Os temores de deterioração das contas públicas e o recrudescimento das tensões políticas, com ataques do presidente da República, Jair Bolsonaro, ao Supremo Tribunal Federal, se sobrepuseram ao tom duro do Comitê de Política Monetária (Copom) e empurraram o dólar para cima nesta quinta-feira, 5.
Em mais um pregão de extrema volatilidade, o dólar oscilou mais de 11 centavos entre a mínima (R$ 5,113) e a máxima (R$ 5,2261). No fim da sessão, a moeda americana era negociada a R$ 5,2156, com valorização de 0,57%. O giro dos negócios com contrato de dólar futuro para setembro foi expressivo, na casa de US$ 17 bilhões, o que sugere mudanças mais fortes de posições.
Pela manhã, o real até brilhou, liderando os ganhos entre divisas emergentes, na esteira da alta da taxa Selic em 1 ponto porcentual, para 5,25%, e do aceno do Copom de que levará a política monetária para o campo restritivo – o que sugere a ampliação do diferencial de juros interno e externo e, em tese, aumenta a atratividade da renda fixa local.
Mas a moeda brasileira sucumbiu ao longo da tarde em meio ao aumento da percepção de risco fiscal, o que levou investidores a realizar lucros e recompor posições defensivas. O gatilho desta vez foi o parecer do programa de parcelamento de débitos tributários, conhecido como Refis, que despertou receio de perda de arrecadação. O ministro da Fazenda, Paulo Guedes, era contra a reabertura do programa, como noticiou o Broadcast (sistema de notícias em tempo real do Grupo Estado) pela manhã.
É mais um ponto de apreensão sobre o rigor fiscal do governo Bolsonaro, já sob suspeita por conta do debate em torno do reajuste do Bolsa Família e os penduricalhos na PEC dos precatórios, como criação de um fundo – fora do teto de gastos – para benefícios sociais.

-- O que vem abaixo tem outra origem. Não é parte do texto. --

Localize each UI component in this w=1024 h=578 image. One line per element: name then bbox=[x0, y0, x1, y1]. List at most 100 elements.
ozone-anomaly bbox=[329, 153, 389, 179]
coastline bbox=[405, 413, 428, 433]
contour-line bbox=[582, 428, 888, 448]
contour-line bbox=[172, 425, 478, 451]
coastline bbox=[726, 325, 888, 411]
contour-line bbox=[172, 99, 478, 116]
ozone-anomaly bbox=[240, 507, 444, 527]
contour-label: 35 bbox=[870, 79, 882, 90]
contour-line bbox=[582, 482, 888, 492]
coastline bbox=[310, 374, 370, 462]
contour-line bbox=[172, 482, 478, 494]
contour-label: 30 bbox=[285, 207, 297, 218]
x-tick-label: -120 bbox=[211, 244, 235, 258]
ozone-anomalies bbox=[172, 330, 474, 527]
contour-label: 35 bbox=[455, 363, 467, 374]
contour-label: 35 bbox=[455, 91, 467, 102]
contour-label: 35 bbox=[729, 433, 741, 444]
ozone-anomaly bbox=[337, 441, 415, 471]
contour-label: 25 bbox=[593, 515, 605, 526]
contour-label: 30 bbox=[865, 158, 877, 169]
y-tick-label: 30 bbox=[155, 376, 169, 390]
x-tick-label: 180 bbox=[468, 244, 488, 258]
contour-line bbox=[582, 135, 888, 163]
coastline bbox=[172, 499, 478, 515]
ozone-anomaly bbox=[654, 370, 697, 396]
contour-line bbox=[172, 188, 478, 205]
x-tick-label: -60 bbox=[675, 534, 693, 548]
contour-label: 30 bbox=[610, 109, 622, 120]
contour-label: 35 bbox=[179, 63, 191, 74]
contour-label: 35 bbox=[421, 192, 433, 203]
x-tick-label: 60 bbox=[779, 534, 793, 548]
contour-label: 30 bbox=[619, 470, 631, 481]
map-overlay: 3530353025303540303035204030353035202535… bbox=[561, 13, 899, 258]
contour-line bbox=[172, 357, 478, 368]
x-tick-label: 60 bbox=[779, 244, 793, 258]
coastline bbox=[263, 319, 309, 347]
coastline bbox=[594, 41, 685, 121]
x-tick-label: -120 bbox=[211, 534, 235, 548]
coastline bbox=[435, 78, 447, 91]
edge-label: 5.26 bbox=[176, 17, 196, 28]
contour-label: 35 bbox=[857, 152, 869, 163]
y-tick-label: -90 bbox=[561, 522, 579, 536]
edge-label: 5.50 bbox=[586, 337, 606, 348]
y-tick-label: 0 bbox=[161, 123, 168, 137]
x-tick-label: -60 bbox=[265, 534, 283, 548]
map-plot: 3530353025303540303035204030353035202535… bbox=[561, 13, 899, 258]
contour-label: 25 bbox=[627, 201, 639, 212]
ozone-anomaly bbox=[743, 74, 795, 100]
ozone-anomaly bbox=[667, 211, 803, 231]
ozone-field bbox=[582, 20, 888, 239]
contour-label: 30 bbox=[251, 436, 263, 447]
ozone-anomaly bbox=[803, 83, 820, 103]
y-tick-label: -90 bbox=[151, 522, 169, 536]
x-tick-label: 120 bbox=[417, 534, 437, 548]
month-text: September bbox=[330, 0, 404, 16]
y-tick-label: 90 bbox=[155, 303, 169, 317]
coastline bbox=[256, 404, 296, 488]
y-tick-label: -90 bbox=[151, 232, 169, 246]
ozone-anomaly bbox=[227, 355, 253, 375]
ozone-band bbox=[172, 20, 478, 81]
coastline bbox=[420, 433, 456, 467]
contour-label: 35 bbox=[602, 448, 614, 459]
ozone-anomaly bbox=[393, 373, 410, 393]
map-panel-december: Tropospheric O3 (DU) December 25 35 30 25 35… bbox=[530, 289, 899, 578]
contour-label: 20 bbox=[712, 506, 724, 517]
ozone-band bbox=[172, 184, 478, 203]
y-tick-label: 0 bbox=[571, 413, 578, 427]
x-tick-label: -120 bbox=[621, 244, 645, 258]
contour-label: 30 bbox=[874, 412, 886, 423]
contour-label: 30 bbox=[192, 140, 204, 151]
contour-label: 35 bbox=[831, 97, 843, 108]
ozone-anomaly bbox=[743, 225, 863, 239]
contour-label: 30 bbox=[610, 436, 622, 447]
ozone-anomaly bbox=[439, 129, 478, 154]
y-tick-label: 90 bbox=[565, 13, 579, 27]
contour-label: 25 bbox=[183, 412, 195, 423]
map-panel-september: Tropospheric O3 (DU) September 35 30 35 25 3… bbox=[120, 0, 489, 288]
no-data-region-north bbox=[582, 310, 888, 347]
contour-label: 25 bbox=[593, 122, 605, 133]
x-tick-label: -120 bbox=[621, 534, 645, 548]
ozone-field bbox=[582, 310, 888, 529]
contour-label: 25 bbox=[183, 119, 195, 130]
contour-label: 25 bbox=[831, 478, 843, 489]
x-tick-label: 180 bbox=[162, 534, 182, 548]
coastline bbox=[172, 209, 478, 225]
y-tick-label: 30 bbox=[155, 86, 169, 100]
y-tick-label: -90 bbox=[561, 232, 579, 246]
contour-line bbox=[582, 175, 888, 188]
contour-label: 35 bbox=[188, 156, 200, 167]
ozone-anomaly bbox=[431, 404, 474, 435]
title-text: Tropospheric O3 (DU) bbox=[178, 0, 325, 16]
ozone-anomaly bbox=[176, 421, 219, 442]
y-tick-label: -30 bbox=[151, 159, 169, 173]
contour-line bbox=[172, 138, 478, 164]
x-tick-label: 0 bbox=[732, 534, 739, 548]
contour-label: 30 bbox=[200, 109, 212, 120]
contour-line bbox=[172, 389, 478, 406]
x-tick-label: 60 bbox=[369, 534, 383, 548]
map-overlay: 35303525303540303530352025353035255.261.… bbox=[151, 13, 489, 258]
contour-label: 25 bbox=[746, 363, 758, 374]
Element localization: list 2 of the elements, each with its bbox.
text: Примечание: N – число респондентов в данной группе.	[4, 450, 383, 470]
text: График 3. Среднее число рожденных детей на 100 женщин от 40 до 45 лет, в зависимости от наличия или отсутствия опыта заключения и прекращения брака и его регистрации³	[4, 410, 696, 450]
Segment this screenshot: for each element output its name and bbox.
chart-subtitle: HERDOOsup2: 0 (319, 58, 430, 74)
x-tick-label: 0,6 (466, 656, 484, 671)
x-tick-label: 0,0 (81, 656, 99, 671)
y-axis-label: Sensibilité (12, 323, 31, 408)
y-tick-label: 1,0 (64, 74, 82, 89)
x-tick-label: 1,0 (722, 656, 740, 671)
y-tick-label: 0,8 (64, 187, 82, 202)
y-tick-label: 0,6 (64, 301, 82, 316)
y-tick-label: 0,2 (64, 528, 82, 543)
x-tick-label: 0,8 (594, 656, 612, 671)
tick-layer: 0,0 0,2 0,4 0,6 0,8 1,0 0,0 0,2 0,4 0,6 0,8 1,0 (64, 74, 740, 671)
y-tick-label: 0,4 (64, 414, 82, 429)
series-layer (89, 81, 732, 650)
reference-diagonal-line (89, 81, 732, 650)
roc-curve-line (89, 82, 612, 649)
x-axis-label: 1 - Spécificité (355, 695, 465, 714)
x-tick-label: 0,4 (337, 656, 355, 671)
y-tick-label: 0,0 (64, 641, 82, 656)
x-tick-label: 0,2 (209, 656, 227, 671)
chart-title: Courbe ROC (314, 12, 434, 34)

Para o sócio e economista-chefe da JF Trust, Eduardo Velho, o risco fiscal, com as dúvidas sobre o que ficará fora do teto de gastos no Orçamento de 2022, dão certa rigidez à taxa de câmbio. “Essa questão do Refis para empresas pode trazer perda de arrecadação. Além disso, tem o problema dos precatórios e a indefinição sobre o reajuste do Bolsa Família. São muitas brechas fiscais que ainda não foram solucionadas, o que impede o dólar de cair mesmo com os juros mais altos”, afirma Velho
No fim da manhã, o real já havia reduzido os ganhos, após novos ataques incisivos de Bolsonaro aos ministros do STF, aumentando a temperatura dos atritos entre os Poderes. Em entrevista a uma rádio do Rio de Janeiro, o presidente defendeu a abertura de uma Comissão Parlamentar de Inquérito (CPI) das “urnas eletrônicas” e convocou a população a se manifestar contra o STF para “defender a constituição”.
A leitura predominante nas mesas de operação é que Bolsonaro pode combinar retórica cada vez mais agressiva com expansão das benesses sociais, burlando informalmente o teto de gastos, para tentar recuperar a popularidade.
O economista da JF Trust afirma que uma piora “na seara fiscal” pode deteriorar a dinâmica de crescimento, provocando diminuição de investimentos e fluxo de recursos para o país. “Não há sinal de descontrole no dólar, porque as contas externas são saudáveis, mas não existem estímulos para apostar em uma melhora do real agora”, diz Velho, que estima uma Selic mínima de 8% em dezembro deste ano e de 8,5% no primeiro trimestre de 2022. “Se o mercado tiver a percepção de que a Selic pode ir até 9% e se aproximar de dois dígitos, aí podemos ver o câmbio se apreciar.”
O diretor da NGO Corretora, Sidney Nehme, ressalta que a inflação “mais aquecida do que a elevação dos juros” pode inibir o fluxo de recursos para a renda fixa, até mesmo os mais especulativos. “E, como a vitalidade da recuperação econômica é frágil, pode afetar os ânimos dos investimentos, comprometendo a dinâmica do Ibovespa e dos IPOs”, avalia Nehme, em relatório, ressaltando que os ruídos políticos e o risco fiscal afetam o comportamento da taxa de câmbio.
Lá fora, o índice DXY – que mede o desempenho do dólar em relação a seis moedas fortes – trabalhou perto da estabilidade na maior parte do dia, na casa de 92,200 pontos. A moeda americana teve comportamento misto em relação a divisas emergentes e de países exportadores de commodities – queda ante o peso mexicano e o rublo, e alta na comparação com o rand sul-africano e a lira turca.
Investidores aguardam na sexta-feira a divulgação do relatório de emprego nos Estados Unidos (payroll) em julho para refinar as apostas sobre o início de retirada de estímulos monetários pelo Federal Reserve (Fed, o banco central americano).